According to Fox, Marshall’s character was a contradiction. He was a member of the Odd Fellows, a community organization that has a float in Hamilton’s annual July 4 parade. Fox remembers Marshall riding shirtless on the float, armed with a water soaker gun, drenching bystanders while the crowd waved back at him.
“It was the weirdest thing. And people are pissed, you know, he’s having a great time,” Fox said.
In a press release from the attorney general’s office, New York State Police Superintendent Steven G. James further addressed the havoc Marshall wreaked.
“Today’s conviction is verification that we will not tolerate the actions of those willing to misguide and victimize unsuspecting individuals for money,” James said. “Mr. Marshall thought only to enrich himself at the expense of others, with no regard to their well-being.”
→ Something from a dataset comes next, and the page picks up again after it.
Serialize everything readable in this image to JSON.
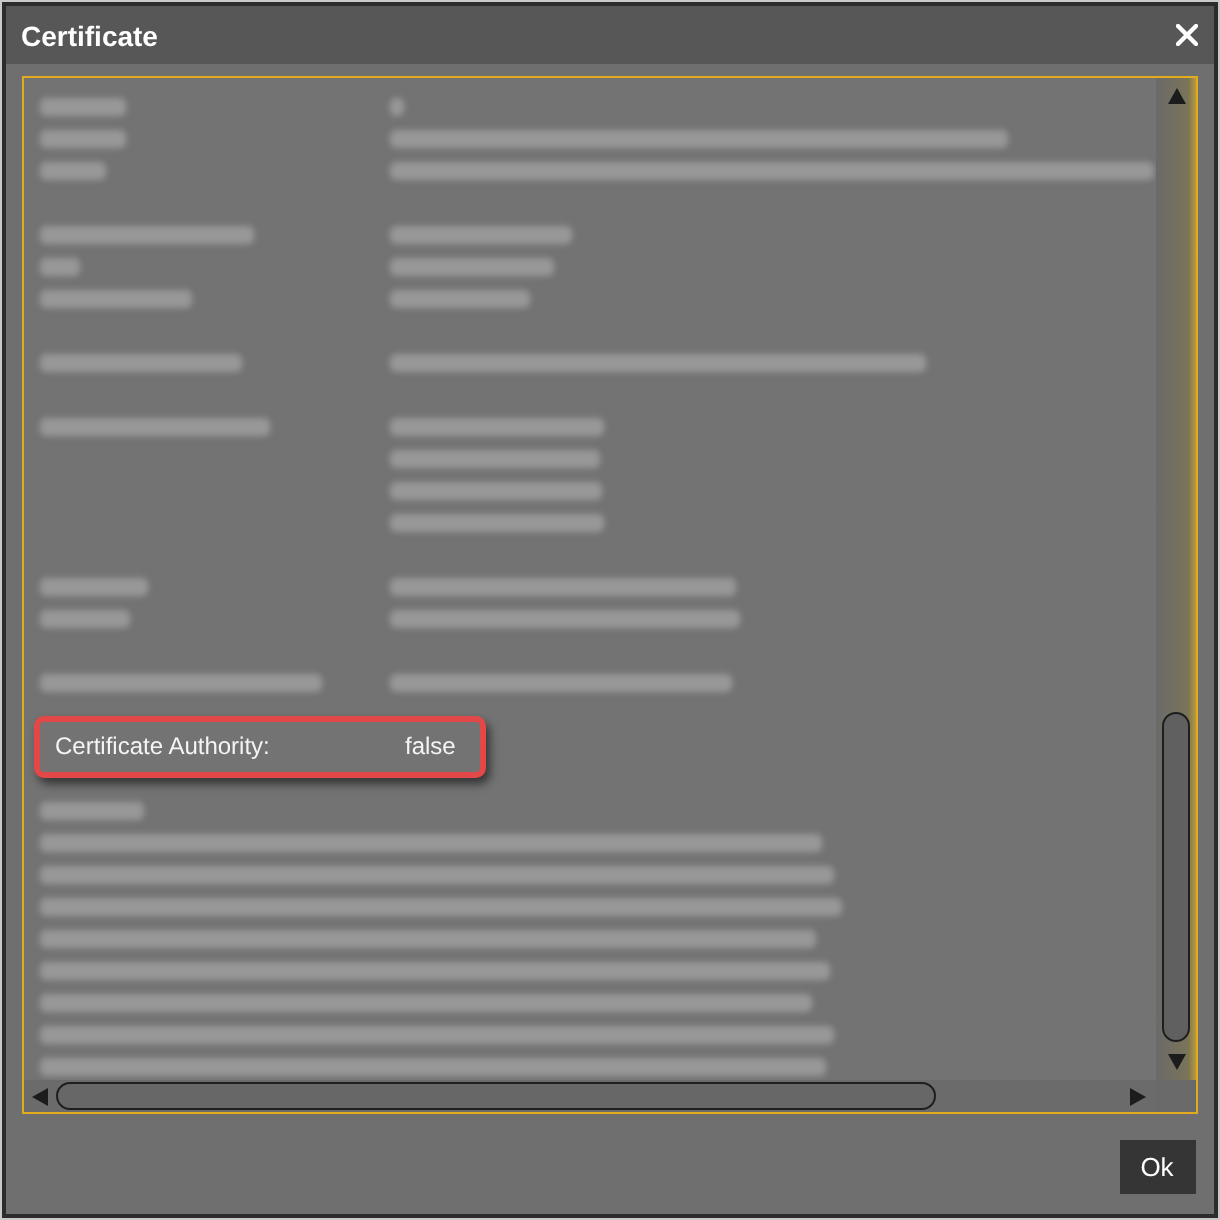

Fox described Marshall as someone who could pivot from arrogant to generous depending on the day. He supported local projects and participated in community life, even as he was quietly draining it. That duality has made the fallout harder to process for some residents, and the online anger following his arrest spilled over onto people who had nothing to do with the scheme, including Marshall’s family.
“[Marshall] is a bad guy, but not his family. They had nothing to do with this — they didn’t know about this. So just leave them out of this,” Fox said.
Investigators from the attorney general’s Criminal Enforcement and Financial Crimes Bureau, working alongside the New York State Police’s Major Investigations Unit, built the case over the years. The Financial Industry Regulatory Authority, the U.S. Securities and Exchange Commission and local law enforcement all contributed to the investigation.
“[Marshall] scammed his clients out of their life savings and used their hard-earned money to fuel a classic Ponzi scheme,” James said. “My office will not tolerate anyone who breaks the law and misleads investors to line their own pockets. I thank the New York State Police and our partners in law enforcement for their work to secure this conviction and help those who were cheated get their money back.”
Marshall’s defense attorney, Jeffrey Parry, told reporters after Tuesday’s plea that the bankruptcy proceeding left Marshall with no money. The $94.6 million judgment is effectively symbolic. That reality sits bitterly with many victims. Some have spent years not knowing whether Marshall would face any accountability at all. For those who lost retirement savings, inherited family wealth or money set aside for future generations, a four-year minimum sentence feels like a poor trade.
Still, Tuesday’s guilty plea marked something. For a community that spent years watching Marshall operate freely, sitting on the other side of the desk from the very people he was defrauding, it was, at a minimum, an acknowledgment that the harm was real. Fox says people in Hamilton are not sorry to see Marshall face prison time. But Fox was also careful about what conclusions to draw from one man’s long con.
“Most people understand that this is a very unusual thing, and it’s a one-off. This is not an indictment of small businesses or local businesses. That’s one of the real beauties of living in a small community like Hamilton — you do trust,” Fox said. “It is definitely a wake-up call for people to be careful when something sounds maybe too good to be true.”
Sentencing was scheduled for June 11 before Judge Rhonda Youngs in Madison County Court.